IGCP Project 653 had an outstanding workshop and field excursion in Marrakech and Zagora region of Morocco from February 12-16, 2018.
The workshop was an excellent introduction to Ordovician geology and paleontology with a particular focus on Moroccan deposits. Dr. Khadija El Hariri and her associates at Cadi Ayyad University, Faculty of Sciences and Technics did an excellent job organizing the workshop, which was attended by 25 international participants plus 20+ local students. We all enjoyed examining and discussing Fezouata and other specimens, engaging in fruitful discussions during the coffee breaks, and the final musical ceremony. It was an honor to be joined by Mohommad “Ou Said” Ben Moula, the discoverer of the Fezouata Biota, as he received the Mary Anning Award from the Palaeontological Association.
A group of 28 international scientists followed the workshop with a field excursion to the Fezouata Formation that was expertly organized by Bertrand Lefebvre. We crossed the High Atlas Moutains via the Tizi n’Tichka Pass then descended to the Ternata Plain. En route to Zagora, we stopped for an overview of the stratigraphy and structural geology of the Jbel Kissing and the Draa Valley.
A highlight of the trip was examining the Fezouata Formation at You Izargane, where participants were able to examine the late Tremadocian (A. murrayi zone) portion of the Fezouata replete with trilobites, incredibly well preserved graptolites, and the lagerstatte bearing layers. In the afternoon, we visited Jbel Bou Zeroual (with directional assistance from a local camel shepherd on a motorbike), the Floian section of the Fezouata Formation. Here we collected many trilobites, echinoderms, and other typical Ordovician shelly fauna.
On the return drive to Marrekech, the group stopped to examine the spectacular Late Neoproterozoic stromatolites at Amane n’Tourhart.
Overall, the workshop and field excursion provided a tremendous opportunity to learn more about the transition from a Cambrian to Paleozoic world and expand our understanding of the Great Ordovician Biodiversification Event. The ability to connect and collaborate with a diverse group of scientists from more than 10 nations, truly enhanced the scientific understanding and progress of the event.
The scientific sessions in Athens include a mid-conference field trip to classic Cincinnatian (Katian) sections. The indoor sessions preceded by an excursion to late Cambrian through Ordovician outcrops of the Great Basin and followed by an excursion through Katian stratigraphy and paleontology of Kentucky. Participants will discuss and observe sedimentological, biological, and ecological changes across the GOBE and the resulting ecosystems.

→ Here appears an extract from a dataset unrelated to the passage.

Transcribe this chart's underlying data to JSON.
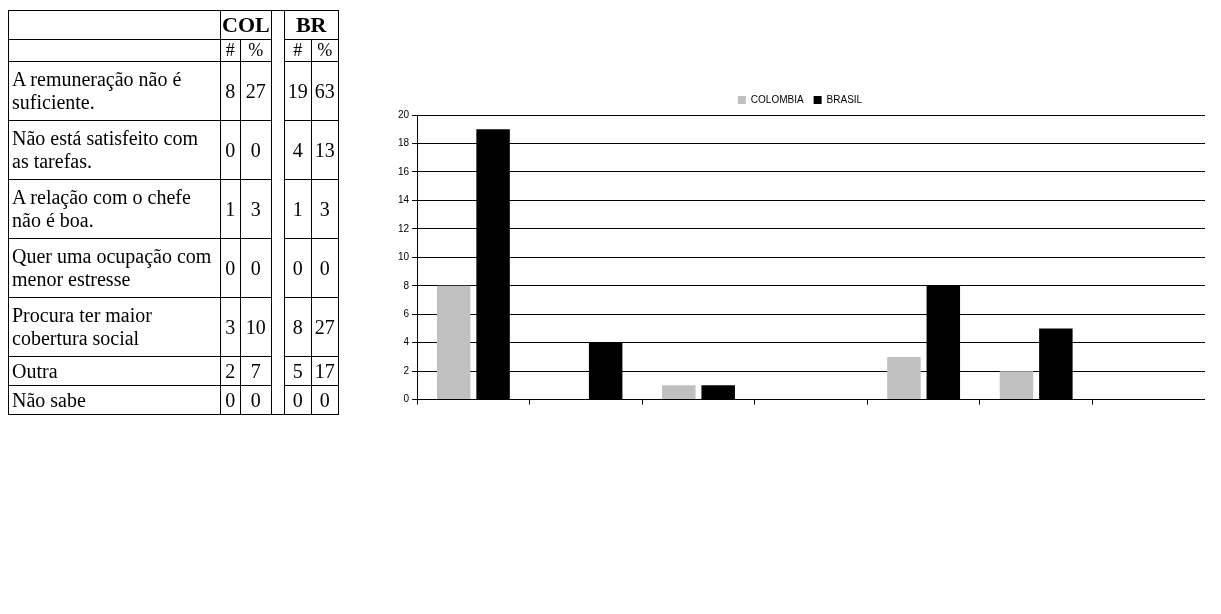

We welcome contributions on all aspects of the late Cambrian through Ordovician earth system.
Abstract and early registration deadlines are March 15th, 2018. Space is limited on pre- and post-conference field excursions, so please let us know if you intend to participate on either of these but plan to register later in the registration process.
The conveners of the 5th International Palaeontological Congress, to be held from July 9th to 13th in Paris, France, warmly invite you to submit an abstract the the IGCP 653 sponsored scientific session: The onset of the Great Ordovician Biodiversification (GOBE): fossils, radiations and Lagerstätten (S37).

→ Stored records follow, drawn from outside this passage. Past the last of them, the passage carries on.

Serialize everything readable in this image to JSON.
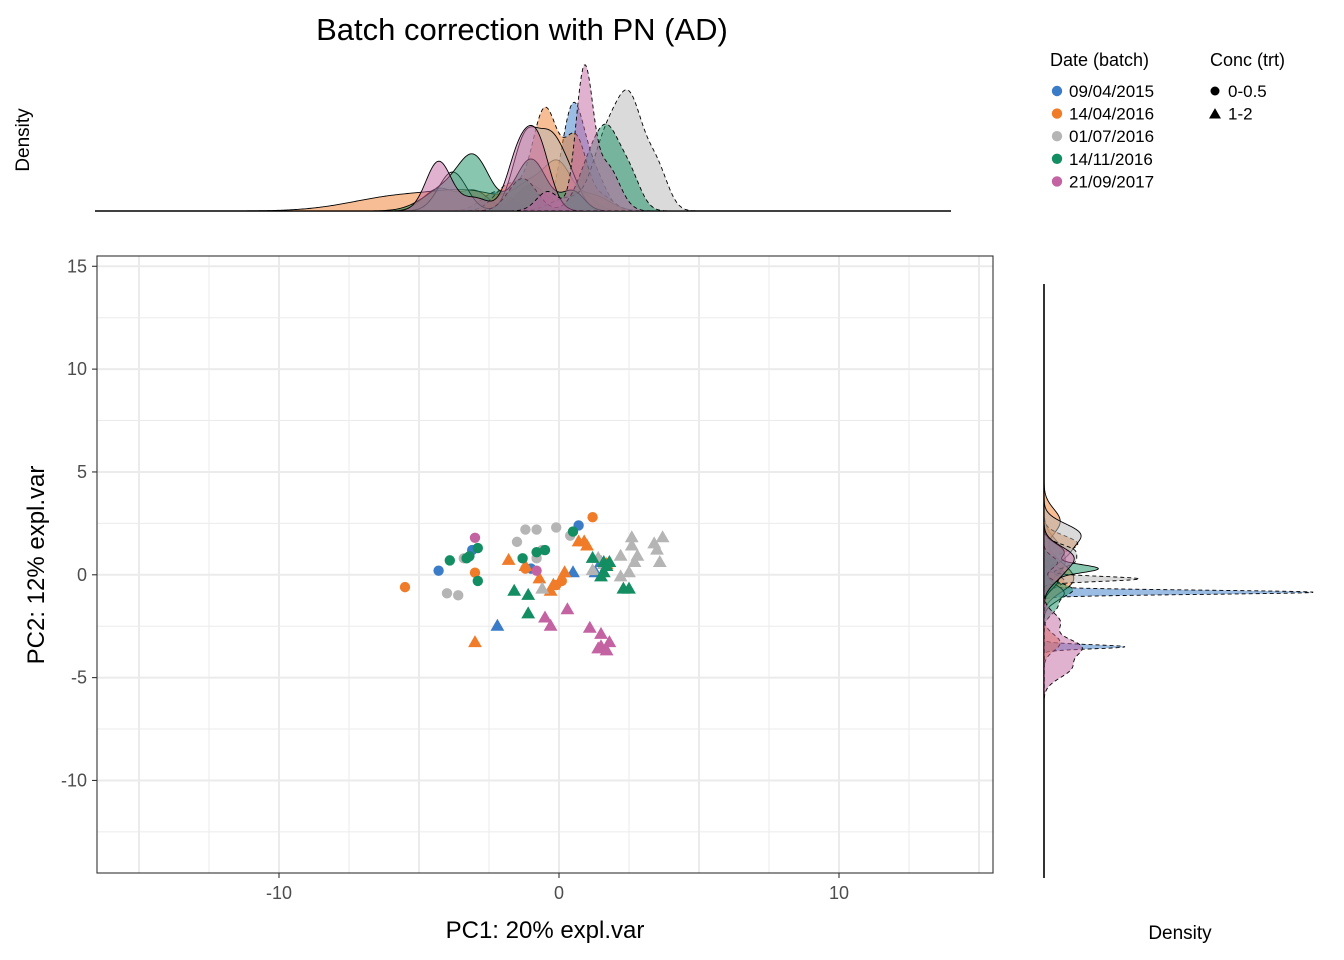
{
  "chart_data": {
    "type": "scatter",
    "title": "Batch correction with PN (AD)",
    "xlabel": "PC1: 20% expl.var",
    "ylabel": "PC2: 12% expl.var",
    "xlim": [
      -16.5,
      15.5
    ],
    "ylim": [
      -14.5,
      15.5
    ],
    "xticks": [
      -10,
      0,
      10
    ],
    "yticks": [
      -10,
      -5,
      0,
      5,
      10,
      15
    ],
    "top_density_label": "Density",
    "right_density_label": "Density",
    "legend": {
      "color_title": "Date (batch)",
      "shape_title": "Conc (trt)",
      "batches": [
        {
          "name": "09/04/2015",
          "color": "#3a7cc7"
        },
        {
          "name": "14/04/2016",
          "color": "#f07c2a"
        },
        {
          "name": "01/07/2016",
          "color": "#b5b5b5"
        },
        {
          "name": "14/11/2016",
          "color": "#138d62"
        },
        {
          "name": "21/09/2017",
          "color": "#c463a2"
        }
      ],
      "treatments": [
        {
          "name": "0-0.5",
          "shape": "circle"
        },
        {
          "name": "1-2",
          "shape": "triangle"
        }
      ]
    },
    "series": [
      {
        "batch": "09/04/2015",
        "trt": "0-0.5",
        "points": [
          [
            -4.3,
            0.2
          ],
          [
            -3.1,
            1.2
          ],
          [
            -1.0,
            0.3
          ],
          [
            0.7,
            2.4
          ]
        ]
      },
      {
        "batch": "09/04/2015",
        "trt": "1-2",
        "points": [
          [
            -2.2,
            -2.5
          ],
          [
            0.5,
            0.1
          ],
          [
            1.3,
            0.1
          ],
          [
            1.5,
            0.6
          ]
        ]
      },
      {
        "batch": "14/04/2016",
        "trt": "0-0.5",
        "points": [
          [
            -5.5,
            -0.6
          ],
          [
            -3.0,
            0.1
          ],
          [
            -0.1,
            -0.5
          ],
          [
            0.1,
            -0.3
          ],
          [
            1.2,
            2.8
          ],
          [
            -1.2,
            0.3
          ]
        ]
      },
      {
        "batch": "14/04/2016",
        "trt": "1-2",
        "points": [
          [
            -3.0,
            -3.3
          ],
          [
            -1.8,
            0.7
          ],
          [
            -1.2,
            0.4
          ],
          [
            -0.7,
            -0.2
          ],
          [
            -0.3,
            -0.8
          ],
          [
            -0.2,
            -0.5
          ],
          [
            0.2,
            0.1
          ],
          [
            0.7,
            1.6
          ],
          [
            0.9,
            1.6
          ],
          [
            1.0,
            1.4
          ],
          [
            1.7,
            0.5
          ]
        ]
      },
      {
        "batch": "01/07/2016",
        "trt": "0-0.5",
        "points": [
          [
            -4.0,
            -0.9
          ],
          [
            -3.6,
            -1.0
          ],
          [
            -3.4,
            0.8
          ],
          [
            -1.5,
            1.6
          ],
          [
            -1.2,
            2.2
          ],
          [
            -0.8,
            2.2
          ],
          [
            -0.8,
            0.8
          ],
          [
            -0.6,
            1.2
          ],
          [
            -0.1,
            2.3
          ],
          [
            0.4,
            1.9
          ]
        ]
      },
      {
        "batch": "01/07/2016",
        "trt": "1-2",
        "points": [
          [
            -0.6,
            -0.7
          ],
          [
            1.2,
            0.2
          ],
          [
            1.4,
            0.8
          ],
          [
            2.2,
            0.9
          ],
          [
            2.6,
            1.4
          ],
          [
            2.6,
            1.8
          ],
          [
            3.4,
            1.5
          ],
          [
            3.7,
            1.8
          ],
          [
            2.2,
            -0.1
          ],
          [
            2.5,
            0.1
          ],
          [
            2.7,
            0.6
          ],
          [
            3.6,
            0.6
          ],
          [
            1.6,
            0.5
          ],
          [
            2.8,
            0.9
          ],
          [
            3.5,
            1.2
          ]
        ]
      },
      {
        "batch": "14/11/2016",
        "trt": "0-0.5",
        "points": [
          [
            -3.9,
            0.7
          ],
          [
            -3.2,
            0.9
          ],
          [
            -2.9,
            1.3
          ],
          [
            -2.9,
            -0.3
          ],
          [
            -1.3,
            0.8
          ],
          [
            -0.8,
            1.1
          ],
          [
            -0.5,
            1.2
          ],
          [
            0.5,
            2.1
          ],
          [
            -3.3,
            0.8
          ]
        ]
      },
      {
        "batch": "14/11/2016",
        "trt": "1-2",
        "points": [
          [
            -1.6,
            -0.8
          ],
          [
            -1.1,
            -1.0
          ],
          [
            -1.1,
            -1.9
          ],
          [
            1.2,
            0.8
          ],
          [
            1.5,
            -0.1
          ],
          [
            1.6,
            0.1
          ],
          [
            1.6,
            0.6
          ],
          [
            1.7,
            0.4
          ],
          [
            1.8,
            0.6
          ],
          [
            2.3,
            -0.7
          ],
          [
            2.5,
            -0.7
          ]
        ]
      },
      {
        "batch": "21/09/2017",
        "trt": "0-0.5",
        "points": [
          [
            -3.0,
            1.8
          ],
          [
            -0.8,
            0.2
          ]
        ]
      },
      {
        "batch": "21/09/2017",
        "trt": "1-2",
        "points": [
          [
            -0.5,
            -2.1
          ],
          [
            -0.3,
            -2.5
          ],
          [
            0.3,
            -1.7
          ],
          [
            1.1,
            -2.6
          ],
          [
            1.4,
            -3.6
          ],
          [
            1.5,
            -2.9
          ],
          [
            1.5,
            -3.5
          ],
          [
            1.7,
            -3.7
          ],
          [
            1.8,
            -3.3
          ]
        ]
      }
    ],
    "top_densities": [
      {
        "batch": "09/04/2015",
        "trt": "0-0.5",
        "color": "#3a7cc7",
        "peaks": [
          [
            -4.3,
            0.17,
            0.55
          ],
          [
            -3.0,
            0.15,
            0.5
          ],
          [
            -1.0,
            0.2,
            0.5
          ],
          [
            0.7,
            0.15,
            0.5
          ]
        ]
      },
      {
        "batch": "09/04/2015",
        "trt": "1-2",
        "color": "#3a7cc7",
        "peaks": [
          [
            -2.2,
            0.15,
            0.55
          ],
          [
            0.5,
            0.8,
            0.4
          ],
          [
            1.3,
            0.25,
            0.4
          ]
        ]
      },
      {
        "batch": "14/04/2016",
        "trt": "0-0.5",
        "color": "#f07c2a",
        "peaks": [
          [
            -5.5,
            0.12,
            1.8
          ],
          [
            -3.0,
            0.11,
            1.2
          ],
          [
            -0.9,
            0.2,
            0.6
          ],
          [
            0.0,
            0.3,
            0.45
          ],
          [
            1.2,
            0.12,
            0.6
          ]
        ]
      },
      {
        "batch": "14/04/2016",
        "trt": "1-2",
        "color": "#f07c2a",
        "peaks": [
          [
            -1.8,
            0.2,
            0.5
          ],
          [
            -0.5,
            0.78,
            0.45
          ],
          [
            0.6,
            0.55,
            0.4
          ],
          [
            1.6,
            0.1,
            0.4
          ]
        ]
      },
      {
        "batch": "01/07/2016",
        "trt": "0-0.5",
        "color": "#b5b5b5",
        "peaks": [
          [
            -3.8,
            0.3,
            0.5
          ],
          [
            -1.2,
            0.55,
            0.45
          ],
          [
            -0.3,
            0.5,
            0.45
          ],
          [
            0.4,
            0.2,
            0.4
          ]
        ]
      },
      {
        "batch": "01/07/2016",
        "trt": "1-2",
        "color": "#b5b5b5",
        "peaks": [
          [
            0.3,
            0.1,
            0.6
          ],
          [
            1.6,
            0.45,
            0.45
          ],
          [
            2.5,
            0.85,
            0.5
          ],
          [
            3.5,
            0.3,
            0.4
          ]
        ]
      },
      {
        "batch": "14/11/2016",
        "trt": "0-0.5",
        "color": "#138d62",
        "peaks": [
          [
            -4.0,
            0.18,
            0.8
          ],
          [
            -3.0,
            0.35,
            0.55
          ],
          [
            -1.0,
            0.4,
            0.55
          ],
          [
            0.5,
            0.15,
            0.4
          ]
        ]
      },
      {
        "batch": "14/11/2016",
        "trt": "1-2",
        "color": "#138d62",
        "peaks": [
          [
            -1.3,
            0.25,
            0.5
          ],
          [
            1.2,
            0.4,
            0.5
          ],
          [
            1.8,
            0.4,
            0.4
          ],
          [
            2.5,
            0.28,
            0.4
          ]
        ]
      },
      {
        "batch": "21/09/2017",
        "trt": "0-0.5",
        "color": "#c463a2",
        "peaks": [
          [
            -4.3,
            0.38,
            0.45
          ],
          [
            -3.0,
            0.1,
            0.5
          ],
          [
            -1.5,
            0.35,
            0.4
          ],
          [
            -0.8,
            0.55,
            0.45
          ]
        ]
      },
      {
        "batch": "21/09/2017",
        "trt": "1-2",
        "color": "#c463a2",
        "peaks": [
          [
            -0.4,
            0.15,
            0.4
          ],
          [
            0.9,
            1.05,
            0.3
          ],
          [
            1.7,
            0.35,
            0.45
          ]
        ]
      }
    ],
    "right_densities": [
      {
        "batch": "09/04/2015",
        "trt": "0-0.5",
        "color": "#3a7cc7",
        "peaks": [
          [
            1.2,
            0.12,
            0.6
          ],
          [
            0.3,
            0.1,
            0.5
          ]
        ]
      },
      {
        "batch": "09/04/2015",
        "trt": "1-2",
        "color": "#3a7cc7",
        "peaks": [
          [
            -0.85,
            2.0,
            0.1
          ],
          [
            -3.5,
            0.6,
            0.1
          ],
          [
            0.1,
            0.15,
            0.3
          ]
        ]
      },
      {
        "batch": "14/04/2016",
        "trt": "0-0.5",
        "color": "#f07c2a",
        "peaks": [
          [
            2.6,
            0.12,
            0.6
          ],
          [
            0.2,
            0.15,
            0.6
          ],
          [
            -0.5,
            0.12,
            0.5
          ]
        ]
      },
      {
        "batch": "14/04/2016",
        "trt": "1-2",
        "color": "#f07c2a",
        "peaks": [
          [
            -0.3,
            0.15,
            0.3
          ],
          [
            -3.3,
            0.12,
            0.4
          ],
          [
            1.5,
            0.25,
            0.4
          ]
        ]
      },
      {
        "batch": "01/07/2016",
        "trt": "0-0.5",
        "color": "#b5b5b5",
        "peaks": [
          [
            2.0,
            0.25,
            0.5
          ],
          [
            1.0,
            0.15,
            0.5
          ],
          [
            -0.9,
            0.15,
            0.4
          ]
        ]
      },
      {
        "batch": "01/07/2016",
        "trt": "1-2",
        "color": "#b5b5b5",
        "peaks": [
          [
            -0.2,
            0.7,
            0.12
          ],
          [
            1.2,
            0.2,
            0.3
          ],
          [
            0.6,
            0.2,
            0.3
          ]
        ]
      },
      {
        "batch": "14/11/2016",
        "trt": "0-0.5",
        "color": "#138d62",
        "peaks": [
          [
            0.3,
            0.35,
            0.2
          ],
          [
            1.1,
            0.15,
            0.4
          ],
          [
            -0.3,
            0.1,
            0.4
          ]
        ]
      },
      {
        "batch": "14/11/2016",
        "trt": "1-2",
        "color": "#138d62",
        "peaks": [
          [
            -0.7,
            0.2,
            0.3
          ],
          [
            -1.5,
            0.1,
            0.4
          ],
          [
            0.6,
            0.1,
            0.3
          ]
        ]
      },
      {
        "batch": "21/09/2017",
        "trt": "0-0.5",
        "color": "#c463a2",
        "peaks": [
          [
            0.9,
            0.2,
            0.5
          ],
          [
            0.0,
            0.1,
            0.5
          ]
        ]
      },
      {
        "batch": "21/09/2017",
        "trt": "1-2",
        "color": "#c463a2",
        "peaks": [
          [
            -2.3,
            0.12,
            0.45
          ],
          [
            -3.5,
            0.25,
            0.4
          ],
          [
            -4.5,
            0.2,
            0.5
          ]
        ]
      }
    ]
  }
}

We have a strong lineup of over 30 presentations in sessions sponsored by our project at the upcoming Geological Society of America meeting. Please be sure to join us if you are attending the meeting in Seattle.
Our primary session “The onset of the Great Ordovician Biodiversification Event (GOBE): Testing hypotheses with diverse data sets” will convened by Alycia Stigall and Rebecca Freeman on Monday afternoon.